Highlights of Recent Accomplishments:

Secured two private school placements through IEP meetings (one was at a cost of 82K/year).

Obtained a 1:1 aide for a child with selective mutism after the parent’s former advocate (an attorney) was unsuccessful.

Through mediation, obtained many hours of private tutoring services with the tutor of the parent’s choice, for a child whose IEP minutes had not been met.

Through a settlement agreement, obtained the private school placement of the parent’s choice.

Obtained two district-paid private evaluations, using parent-chosen evaluators.

Hired by an attorney as an expert witness, completed a Functional Behavioral Assessment and Behavior Intervention Plan which was instrumental in helping the attorney obtain a private placement for the client.

Obtained a 1:1 aide for a child with autism, after being denied by the district.

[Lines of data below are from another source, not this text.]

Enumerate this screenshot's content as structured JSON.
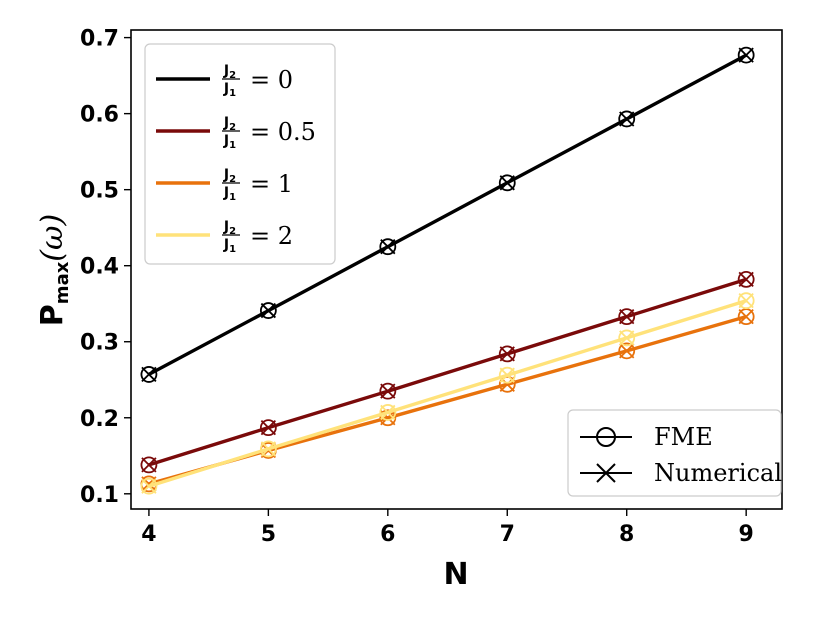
{
  "chart_data": {
    "type": "line",
    "xlabel": "N",
    "ylabel": {
      "main": "P",
      "sub": "max",
      "tail": "(ω)"
    },
    "x": [
      4,
      5,
      6,
      7,
      8,
      9
    ],
    "xticks": [
      "4",
      "5",
      "6",
      "7",
      "8",
      "9"
    ],
    "yticks": [
      "0.1",
      "0.2",
      "0.3",
      "0.4",
      "0.5",
      "0.6",
      "0.7"
    ],
    "xlim": [
      3.85,
      9.3
    ],
    "ylim": [
      0.08,
      0.71
    ],
    "series": [
      {
        "name": "J2/J1 = 0",
        "ratio": "0",
        "color": "#000000",
        "values": [
          0.257,
          0.341,
          0.425,
          0.509,
          0.593,
          0.677
        ]
      },
      {
        "name": "J2/J1 = 0.5",
        "ratio": "0.5",
        "color": "#7a0a0a",
        "values": [
          0.138,
          0.187,
          0.235,
          0.284,
          0.333,
          0.382
        ]
      },
      {
        "name": "J2/J1 = 1",
        "ratio": "1",
        "color": "#e8720c",
        "values": [
          0.113,
          0.157,
          0.2,
          0.244,
          0.288,
          0.333
        ]
      },
      {
        "name": "J2/J1 = 2",
        "ratio": "2",
        "color": "#ffe27a",
        "values": [
          0.11,
          0.159,
          0.207,
          0.256,
          0.305,
          0.354
        ]
      }
    ],
    "legend_series": {
      "placement": "top-left",
      "frac_num": "J",
      "frac_num_sub": "2",
      "frac_den": "J",
      "frac_den_sub": "1",
      "equals": "="
    },
    "legend_markers": {
      "placement": "lower-right",
      "items": [
        {
          "label": "FME",
          "marker": "circle"
        },
        {
          "label": "Numerical",
          "marker": "x"
        }
      ]
    },
    "grid": false
  }
}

Obtained IEPs for several children after previous parent-attempts were unsuccessful.

Obtained Extended School Year Services at a residential NON-approved state school, at a cost of $18,000 to the district (NON emphasized because that meant that the school received no state funding, those placements are always much harder to get).

Obtained SLANT reading services for a 1st grade student as compensatory education due to denial of FAPE.

After the family was denied a change of placement back to the student’s home-school from a much more restrictive environment, she was successful in securing the home-school placement.